P.S. Mad props for the companies in Asia that so reliably manufacture the
computers that we use every day.

------
pnathan
Hardware companies really have a strong sense of pride in what we create. It's
something tangible that goes out the door, and we have to get it right pretty
much the first time.

I encourage every software person to work in a company that makes hardware. It
broadens ones' experience wonderfully.

------
jianshen
Glad to see hardware startups getting press.

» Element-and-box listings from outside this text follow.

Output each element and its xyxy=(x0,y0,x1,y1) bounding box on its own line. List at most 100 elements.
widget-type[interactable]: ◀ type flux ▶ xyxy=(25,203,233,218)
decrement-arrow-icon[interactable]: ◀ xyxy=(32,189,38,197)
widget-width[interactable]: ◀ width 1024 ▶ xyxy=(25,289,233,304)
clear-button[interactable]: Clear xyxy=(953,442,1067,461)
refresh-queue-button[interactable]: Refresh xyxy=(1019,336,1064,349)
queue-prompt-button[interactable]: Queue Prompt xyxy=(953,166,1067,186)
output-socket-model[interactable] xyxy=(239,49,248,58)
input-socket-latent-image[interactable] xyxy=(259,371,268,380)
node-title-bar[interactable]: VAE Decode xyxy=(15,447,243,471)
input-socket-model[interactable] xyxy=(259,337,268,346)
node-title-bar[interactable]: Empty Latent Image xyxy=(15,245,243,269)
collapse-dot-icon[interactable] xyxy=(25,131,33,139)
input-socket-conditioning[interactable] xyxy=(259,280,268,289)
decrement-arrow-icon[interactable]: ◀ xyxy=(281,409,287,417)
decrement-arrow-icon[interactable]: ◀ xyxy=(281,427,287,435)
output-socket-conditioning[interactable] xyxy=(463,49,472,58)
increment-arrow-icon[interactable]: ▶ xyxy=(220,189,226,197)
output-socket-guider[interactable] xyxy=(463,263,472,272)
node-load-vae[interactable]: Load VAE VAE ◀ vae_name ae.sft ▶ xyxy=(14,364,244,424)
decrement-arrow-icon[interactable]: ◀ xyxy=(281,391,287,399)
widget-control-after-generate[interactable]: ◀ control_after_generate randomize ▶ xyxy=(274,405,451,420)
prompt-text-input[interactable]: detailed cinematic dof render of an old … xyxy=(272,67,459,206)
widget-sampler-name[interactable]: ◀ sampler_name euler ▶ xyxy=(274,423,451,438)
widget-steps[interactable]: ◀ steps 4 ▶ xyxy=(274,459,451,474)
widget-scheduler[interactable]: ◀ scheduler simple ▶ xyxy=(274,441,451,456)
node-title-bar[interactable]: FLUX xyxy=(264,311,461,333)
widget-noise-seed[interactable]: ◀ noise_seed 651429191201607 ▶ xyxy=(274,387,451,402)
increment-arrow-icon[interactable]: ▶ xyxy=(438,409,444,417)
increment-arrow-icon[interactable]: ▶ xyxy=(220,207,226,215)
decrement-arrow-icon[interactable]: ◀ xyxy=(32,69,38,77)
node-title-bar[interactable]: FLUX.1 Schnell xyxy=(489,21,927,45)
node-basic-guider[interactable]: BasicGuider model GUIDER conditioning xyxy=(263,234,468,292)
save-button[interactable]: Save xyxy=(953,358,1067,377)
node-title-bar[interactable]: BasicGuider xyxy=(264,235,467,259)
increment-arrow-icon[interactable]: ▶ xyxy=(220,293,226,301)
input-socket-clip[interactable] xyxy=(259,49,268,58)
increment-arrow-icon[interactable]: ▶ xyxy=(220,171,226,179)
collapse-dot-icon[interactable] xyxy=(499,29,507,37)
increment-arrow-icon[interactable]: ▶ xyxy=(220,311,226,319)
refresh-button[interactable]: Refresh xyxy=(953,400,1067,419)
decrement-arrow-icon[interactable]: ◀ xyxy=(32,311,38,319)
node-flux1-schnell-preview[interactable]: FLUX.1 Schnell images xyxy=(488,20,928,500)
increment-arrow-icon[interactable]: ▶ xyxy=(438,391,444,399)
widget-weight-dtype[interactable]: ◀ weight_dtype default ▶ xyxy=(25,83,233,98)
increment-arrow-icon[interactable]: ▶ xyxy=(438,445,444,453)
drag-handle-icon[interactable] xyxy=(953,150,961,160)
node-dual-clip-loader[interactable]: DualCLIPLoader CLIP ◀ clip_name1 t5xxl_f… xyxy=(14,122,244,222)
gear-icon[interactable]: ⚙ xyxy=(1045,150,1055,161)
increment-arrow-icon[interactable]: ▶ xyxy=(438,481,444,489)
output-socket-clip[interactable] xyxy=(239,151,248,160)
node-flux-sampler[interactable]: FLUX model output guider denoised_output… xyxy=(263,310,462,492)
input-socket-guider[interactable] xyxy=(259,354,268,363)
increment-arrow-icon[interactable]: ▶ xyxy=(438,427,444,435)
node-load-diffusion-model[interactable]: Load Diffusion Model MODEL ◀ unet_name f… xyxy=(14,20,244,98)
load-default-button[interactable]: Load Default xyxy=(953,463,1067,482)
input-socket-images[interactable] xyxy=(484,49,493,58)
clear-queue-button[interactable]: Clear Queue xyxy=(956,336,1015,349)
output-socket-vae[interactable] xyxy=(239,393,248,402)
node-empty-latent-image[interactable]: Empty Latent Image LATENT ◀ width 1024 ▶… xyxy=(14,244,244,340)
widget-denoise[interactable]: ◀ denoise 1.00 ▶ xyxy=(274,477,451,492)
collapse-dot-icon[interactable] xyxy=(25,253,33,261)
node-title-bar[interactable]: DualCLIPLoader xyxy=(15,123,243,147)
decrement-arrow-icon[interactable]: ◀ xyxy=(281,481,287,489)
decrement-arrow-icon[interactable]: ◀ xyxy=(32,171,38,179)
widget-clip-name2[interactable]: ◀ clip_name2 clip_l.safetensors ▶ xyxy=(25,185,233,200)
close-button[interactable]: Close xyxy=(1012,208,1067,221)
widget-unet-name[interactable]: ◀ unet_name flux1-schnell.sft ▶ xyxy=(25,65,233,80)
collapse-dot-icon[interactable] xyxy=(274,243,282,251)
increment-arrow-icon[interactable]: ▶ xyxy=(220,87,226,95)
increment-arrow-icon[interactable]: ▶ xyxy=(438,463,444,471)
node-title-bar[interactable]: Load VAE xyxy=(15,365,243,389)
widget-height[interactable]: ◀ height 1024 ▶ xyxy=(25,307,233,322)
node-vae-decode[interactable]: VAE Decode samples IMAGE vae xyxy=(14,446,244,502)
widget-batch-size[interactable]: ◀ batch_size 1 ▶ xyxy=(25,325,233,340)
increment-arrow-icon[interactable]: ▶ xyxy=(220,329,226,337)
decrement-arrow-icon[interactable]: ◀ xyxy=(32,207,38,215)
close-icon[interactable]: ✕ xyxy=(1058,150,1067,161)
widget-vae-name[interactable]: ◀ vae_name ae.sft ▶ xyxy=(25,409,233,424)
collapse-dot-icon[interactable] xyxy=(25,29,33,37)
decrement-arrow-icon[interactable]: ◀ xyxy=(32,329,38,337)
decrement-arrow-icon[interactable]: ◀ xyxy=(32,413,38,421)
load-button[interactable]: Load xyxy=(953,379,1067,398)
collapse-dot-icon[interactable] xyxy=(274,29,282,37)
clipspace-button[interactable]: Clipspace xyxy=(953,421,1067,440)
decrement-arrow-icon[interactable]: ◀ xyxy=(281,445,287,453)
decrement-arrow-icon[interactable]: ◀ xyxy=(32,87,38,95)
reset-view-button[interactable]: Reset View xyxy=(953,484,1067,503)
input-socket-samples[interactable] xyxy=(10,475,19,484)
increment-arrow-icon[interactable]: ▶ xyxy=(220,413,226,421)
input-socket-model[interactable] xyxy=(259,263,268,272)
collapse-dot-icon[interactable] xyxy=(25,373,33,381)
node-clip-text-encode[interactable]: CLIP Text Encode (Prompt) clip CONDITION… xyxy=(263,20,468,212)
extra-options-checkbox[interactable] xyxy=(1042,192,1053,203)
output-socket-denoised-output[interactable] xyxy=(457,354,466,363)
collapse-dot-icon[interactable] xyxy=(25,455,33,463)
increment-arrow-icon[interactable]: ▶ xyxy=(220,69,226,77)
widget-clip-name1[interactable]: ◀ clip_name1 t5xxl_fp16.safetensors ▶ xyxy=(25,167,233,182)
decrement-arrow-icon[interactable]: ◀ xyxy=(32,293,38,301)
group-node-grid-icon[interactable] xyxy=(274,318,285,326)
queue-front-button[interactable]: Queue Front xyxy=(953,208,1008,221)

Hardware startups like these, being bound largely by physics, don't get to
boast vanity metrics like traditional web-software startups. It's refreshing
to see numbers that translate pretty closely to the health/viability of an
early stage startup (ie Romotive reporting an increase of 6 to 26 sales per
day).

------
franklovecchio
The startup I work for is filled with boxes of Arduino parts, Enterprise
devices in different stages, and anything we find on the interwebs that makes
a cool demo (e.g. shit that flys and has an Android SDK) -- I wouldn't have it
any other way. We don't manufacture these devices, but being able to build
software for something physically tangible is much more gratifying, I think.

------
alanfalcon
I don't think of Las Vegas as a place for much startup culture. But it's cheap
to live here: buy a cheap house for the price of two months studio rental in
SoCal, no income taxes, and if you can have a business reason like the local
print shops then it's a nice business opportunity. And the low rent, I think,
(and maybe the sales-to-tourists opportunities) leads to a thriving artist
culture that could be convenient to tap into. Of course, that cheap house
comes with a mandate for some good locks on doors and windows, keep the car in
the garage, never leave the house during Summer months.

I guess a hustler might be able to get some Las Vegas Money to "gamble" on
their startup to raise some capital, I don't know about that much though.